2013年、夏の甲子園で鉄壁の守備とチームワークを武器に、初出場初優勝の快挙を達成した前橋育英(群馬)硬式野球部。昨年、一昨年は県大会で敗れたが、今年は春の県大会と関東大会を制して勢いに乗る。特別な練習をするわけではない。当たり前のことを当たり前に、2度目の日本一を目指す。
(文・田中夕子、写真・幡原裕治)
生活の基本 できてこそ
「10セット目お願いします!」。室内練習場から聞こえる声は熱気を帯びていた。左右にバットを振って両面でボールを打つ両面打ち。小川龍成主将(3年)は「育英オリジナルがあるとしたら、この練習ぐらい」と笑う。
全国制覇をした3年前は兄の駿輝さんが在籍、捕手としても打者としてもチームの主軸を担った。「自主性を大切にしながら、野球以外の部分もすごく大切にするチームだな、と自分が入ってあらためて感じました」
荒井直樹監督が掲げる「凡事徹底」は、誰でもできることを誰にもできないくらい徹底して、一生懸命やるという意味。同部は、まさにそれを実践するチームだ。
ベースになるのは、部屋をきれいにする、あいさつをする、といった生活の基本。野球に関係ないことのように思えるが、エースの佐藤優人(3年)が「部屋をきれいにするなど、生活をコントロールできないようでは、ボールをコントロールすることもできない」と言うように、実は日ごろの生活が野球に与える影響は大きい。
狙い球は選手が決める
監督が「カーブを狙え」などと狙い球を指示するチームが多い中、前橋育英は選手同士で実際の感覚を共有し「ストレートを狙おう」と決めて実行する。たとえ、うまくいかなかったとしても、やるべきことを徹底した結果ならば責められることはない。自主性を重んじながら、練習は明るく、伸び伸びとした雰囲気が強さを生み出す源だ。
春季関東大会を制したが、決して万全な状態ではなかった。県大会では主軸を担いながら、関東大会に出場できなかった三ツ井朋大(3年)も「けがをして落ち込んだけれど、監督から『奇跡を起こすつもりでやってみろ』と言われて元気が出た」と言うように、けがは完治していないが、夏の勝利に貢献するために準備をしている最中だ。
昨年は春の県大会を制しながら、夏は初戦敗退で涙した。

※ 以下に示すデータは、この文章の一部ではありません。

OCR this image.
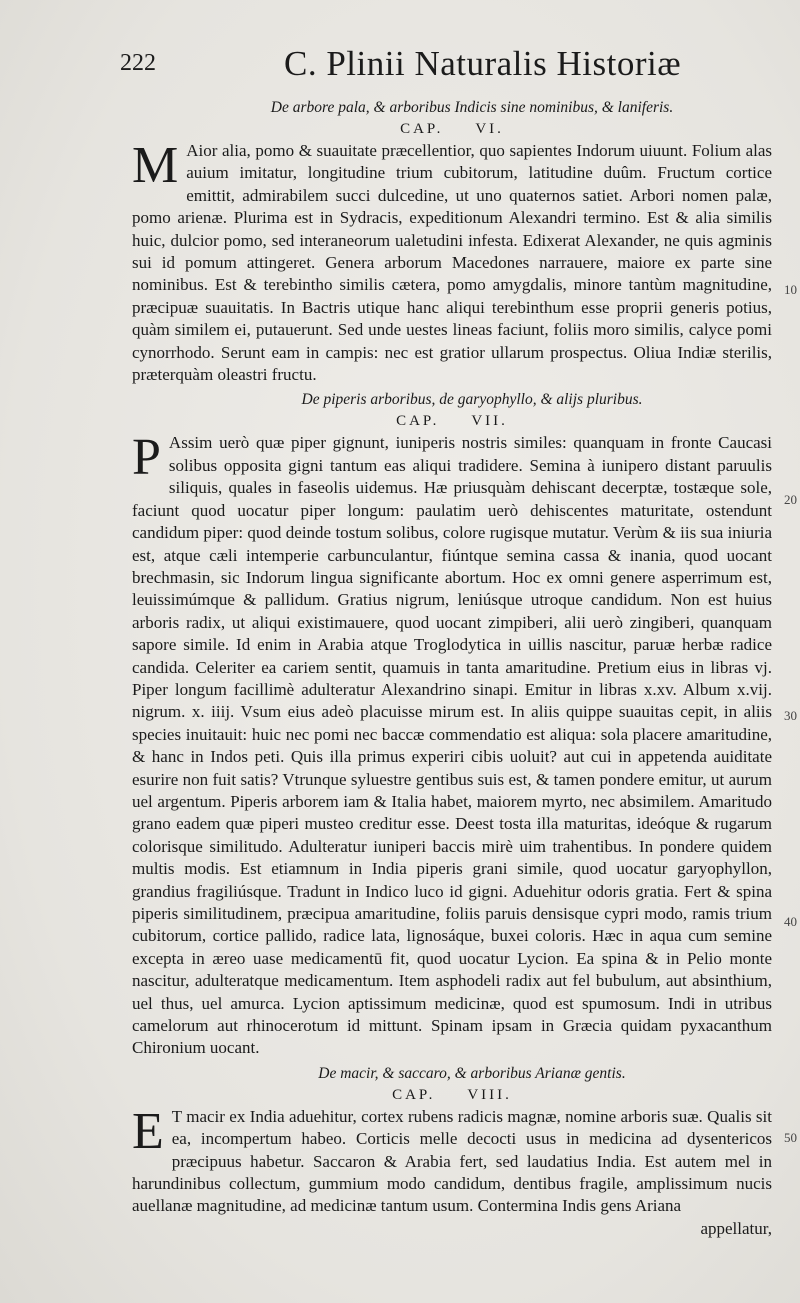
222	C. Plinii Naturalis Historiæ
De arbore pala, & arboribus Indicis sine nominibus, & laniferis.
CAP. VI.

M Aior alia, pomo & suauitate præcellentior, quo sapientes Indorum uiuunt. Folium alas auium imitatur, longitudine trium cubitorum, latitudine duûm. Fructum cortice emittit, admirabilem succi dulcedine, ut uno quaternos satiet. Arbori nomen palæ, pomo arienæ. Plurima est in Sydracis, expeditionum Alexandri termino. Est & alia similis huic, dulcior pomo, sed interaneorum ualetudini infesta. Edixerat Alexander, ne quis agminis sui id pomum attingeret. Genera arborum Macedones narrauere, maiore ex parte sine nominibus. Est & terebintho similis cætera, pomo amygdalis, minore tantùm magnitudine, præcipuæ suauitatis. In Bactris utique hanc aliqui terebinthum esse proprii generis potius, quàm similem ei, putauerunt. Sed unde uestes lineas faciunt, foliis moro similis, calyce pomi cynorrhodo. Serunt eam in campis: nec est gratior ullarum prospectus. Oliua Indiæ sterilis, præterquàm oleastri fructu.

De piperis arboribus, de garyophyllo, & alijs pluribus.
CAP. VII.

P Assim uerò quæ piper gignunt, iuniperis nostris similes: quanquam in fronte Caucasi solibus opposita gigni tantum eas aliqui tradidere. Semina à iunipero distant paruulis siliquis, quales in faseolis uidemus. Hæ priusquàm dehiscant decerptæ, tostæque sole, faciunt quod uocatur piper longum: paulatim uerò dehiscentes maturitate, ostendunt candidum piper: quod deinde tostum solibus, colore rugisque mutatur. Verùm & iis sua iniuria est, atque cæli intemperie carbunculantur, fiúntque semina cassa & inania, quod uocant brechmasin, sic Indorum lingua significante abortum. Hoc ex omni genere asperrimum est, leuissimúmque & pallidum. Gratius nigrum, leniúsque utroque candidum. Non est huius arboris radix, ut aliqui existimauere, quod uocant zimpiberi, alii uerò zingiberi, quanquam sapore simile. Id enim in Arabia atque Troglodytica in uillis nascitur, paruæ herbæ radice candida. Celeriter ea cariem sentit, quamuis in tanta amaritudine. Pretium eius in libras vj. Piper longum facillimè adulteratur Alexandrino sinapi. Emitur in libras x.xv. Album x.vij. nigrum. x. iiij. Vsum eius adeò placuisse mirum est. In aliis quippe suauitas cepit, in aliis species inuitauit: huic nec pomi nec baccæ commendatio est aliqua: sola placere amaritudine, & hanc in Indos peti. Quis illa primus experiri cibis uoluit? aut cui in appetenda auiditate esurire non fuit satis? Vtrunque syluestre gentibus suis est, & tamen pondere emitur, ut aurum uel argentum. Piperis arborem iam & Italia habet, maiorem myrto, nec absimilem. Amaritudo grano eadem quæ piperi musteo creditur esse. Deest tosta illa maturitas, ideóque & rugarum colorisque similitudo. Adulteratur iuniperi baccis mirè uim trahentibus. In pondere quidem multis modis. Est etiamnum in India piperis grani simile, quod uocatur garyophyllon, grandius fragiliúsque. Tradunt in Indico luco id gigni. Aduehitur odoris gratia. Fert & spina piperis similitudinem, præcipua amaritudine, foliis paruis densisque cypri modo, ramis trium cubitorum, cortice pallido, radice lata, lignosáque, buxei coloris. Hæc in aqua cum semine excepta in æreo uase medicamentū fit, quod uocatur Lycion. Ea spina & in Pelio monte nascitur, adulteratque medicamentum. Item asphodeli radix aut fel bubulum, aut absinthium, uel thus, uel amurca. Lycion aptissimum medicinæ, quod est spumosum. Indi in utribus camelorum aut rhinocerotum id mittunt. Spinam ipsam in Græcia quidam pyxacanthum Chironium uocant.

De macir, & saccaro, & arboribus Arianæ gentis.
CAP. VIII.

E T macir ex India aduehitur, cortex rubens radicis magnæ, nomine arboris suæ. Qualis sit ea, incompertum habeo. Corticis melle decocti usus in medicina ad dysentericos præcipuus habetur. Saccaron & Arabia fert, sed laudatius India. Est autem mel in harundinibus collectum, gummium modo candidum, dentibus fragile, amplissimum nucis auellanæ magnitudine, ad medicinæ tantum usum. Contermina Indis gens Ariana

appellatur,
10
20
30
40
50
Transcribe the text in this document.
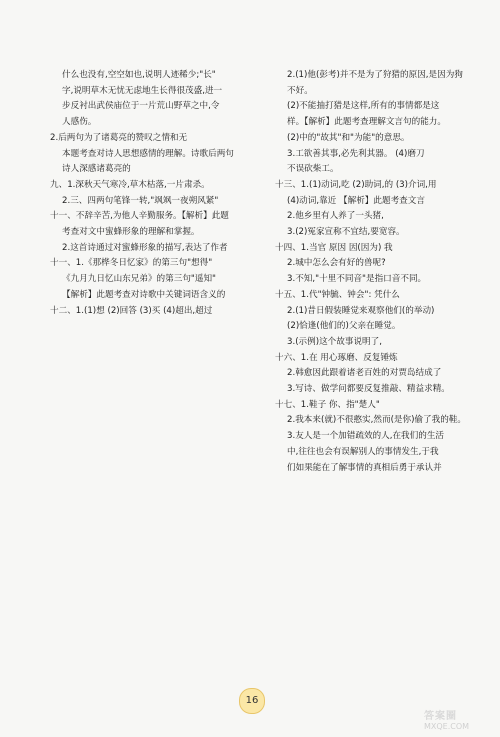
什么也没有,空空如也,说明人迹稀少;"长"

字,说明草木无忧无虑地生长得很茂盛,进一

步反衬出武侯庙位于一片荒山野草之中,令

人感伤。

2.后两句为了诸葛亮的赞叹之情和无

本题考查对诗人思想感情的理解。诗歌后两句

诗人深感诸葛亮的

九、1.深秋天气寒冷,草木枯落,一片肃杀。

2.三、四两句笔锋一转,"飒飒一夜朔风紧"

十一、不辞辛苦,为他人辛勤服务。【解析】此题

考查对文中蜜蜂形象的理解和掌握。

2.这首诗通过对蜜蜂形象的描写,表达了作者

十一、1.《那桦冬日忆家》的第三句"想得"

《九月九日忆山东兄弟》的第三句"遥知"

【解析】此题考查对诗歌中关键词语含义的

十二、1.(1)想 (2)回答 (3)买 (4)超出,超过

2.(1)他(彭考)并不是为了狩猎的原因,是因为狗

不好。

(2)不能抽打猎是这样,所有的事情都是这

样。【解析】此题考查理解文言句的能力。

(2)中的"故其"和"为能"的意思。

3.工欲善其事,必先利其器。 (4)磨刀

不误砍柴工。

十三、1.(1)动词,吃 (2)助词,的 (3)介词,用

(4)动词,靠近 【解析】此题考查文言

2.他乡里有人养了一头猪,

3.(2)冤家宣称不宜结,要宽容。

十四、1.当官 原因 因(因为) 我

2.城中怎么会有好的兽呢?

3.不知,"十里不同音"是指口音不同。

十五、1.代"钟毓、钟会": 凭什么

2.(1)昔日假装睡觉来观察他们(的举动)

(2)恰逢(他们的)父亲在睡觉。

3.(示例)这个故事说明了,

十六、1.在 用心琢磨、反复锤炼

2.韩愈因此跟着诸老百姓的对贾岛结成了

3.写诗、做学问都要反复推敲、精益求精。

十七、1.鞋子 你、指"楚人"

2.我本来(就)不很憨实,然而(是你)偷了我的鞋。

3.友人是一个加错疏效的人,在我们的生活

中,往往也会有误解别人的事情发生,于我

们如果能在了解事情的真相后勇于承认并

16
答案圈
MXQE.COM
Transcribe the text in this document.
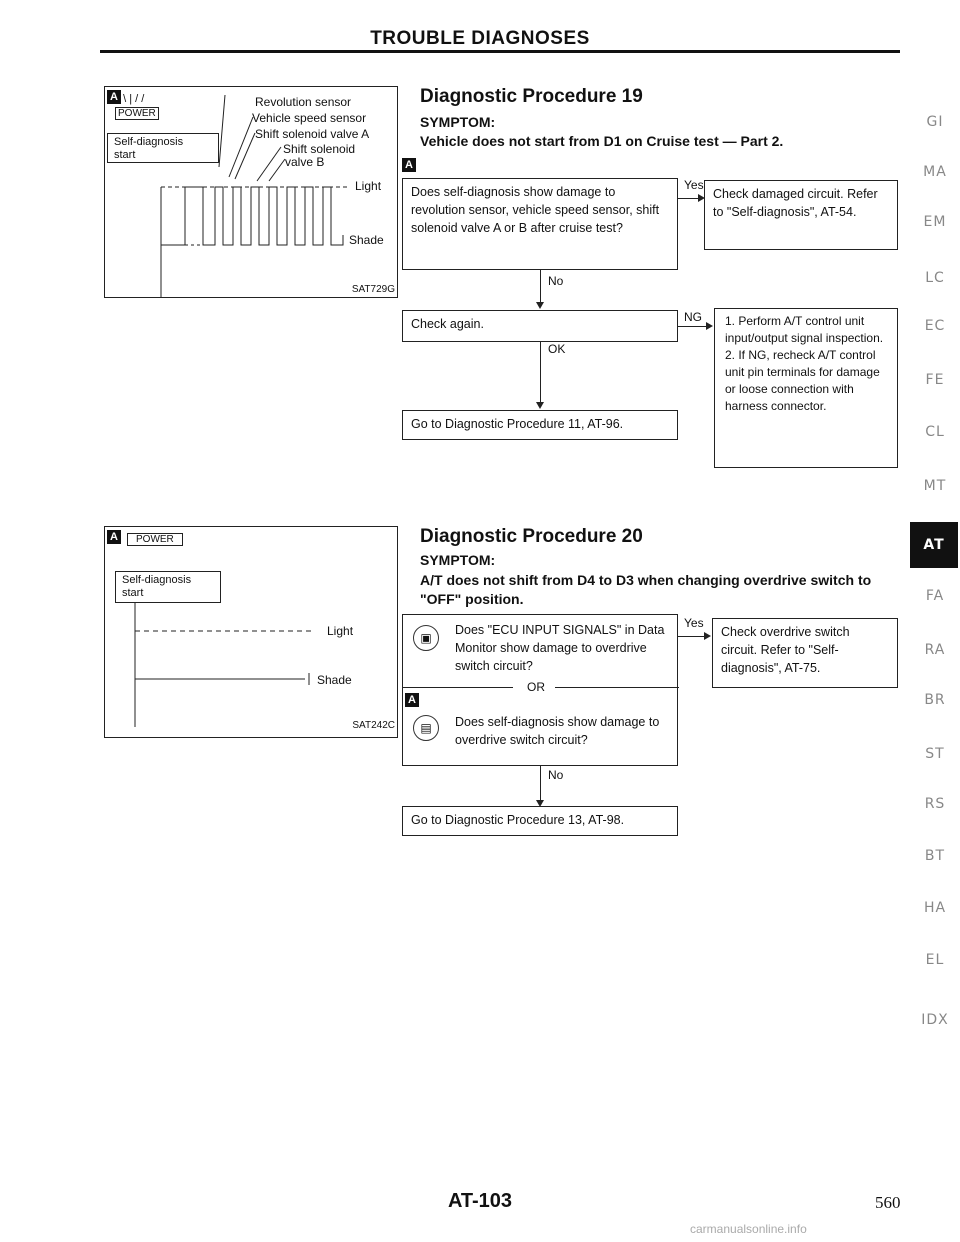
TROUBLE DIAGNOSES
A \ \ | / /
POWER
Self-diagnosis
start
Revolution sensor
Vehicle speed sensor
Shift solenoid valve A
Shift solenoid
valve B
Light
Shade
SAT729G
Diagnostic Procedure 19
SYMPTOM:
Vehicle does not start from D1 on Cruise test — Part 2.
A
Does self-diagnosis show damage to revolution sensor, vehicle speed sensor, shift solenoid valve A or B after cruise test?
Yes
Check damaged circuit. Refer to "Self-diagnosis", AT-54.
No
Check again.	NG 1. Perform A/T control unit input/output signal inspection.
2. If NG, recheck A/T control unit pin terminals for damage or loose connection with harness connector.
OK
Go to Diagnostic Procedure 11, AT-96.
A	POWER
Self-diagnosis
start
Light
Shade
SAT242C
Diagnostic Procedure 20
SYMPTOM:
A/T does not shift from D4 to D3 when changing overdrive switch to "OFF" position.
▣
Does "ECU INPUT SIGNALS" in Data Monitor show damage to overdrive switch circuit?
OR
A
▤	Does self-diagnosis show damage to overdrive switch circuit?
Yes
Check overdrive switch circuit. Refer to "Self-diagnosis", AT-75.
No
Go to Diagnostic Procedure 13, AT-98.
GI
MA
EM
LC
EC
FE
CL
MT
AT
FA
RA
BR
ST
RS
BT
HA
EL
IDX
AT-103	560
carmanualsonline.info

あの悔しさも力に変えて、最強のチームワークを武器に、3年ぶりの日本一を目指す。
- 【TEAM DATA】
- 1964年創部。部員60人(3年生19人、2年生20人、1年生21人)。2011年春の選抜大会に出場したが初戦敗退。2年後の13年夏の甲子園で初出場初優勝。長期的視野でのトレーニング指導や基礎を重視する練習には定評がある。夏の優勝投手である高橋光成は埼玉西武ライオンズで活躍中。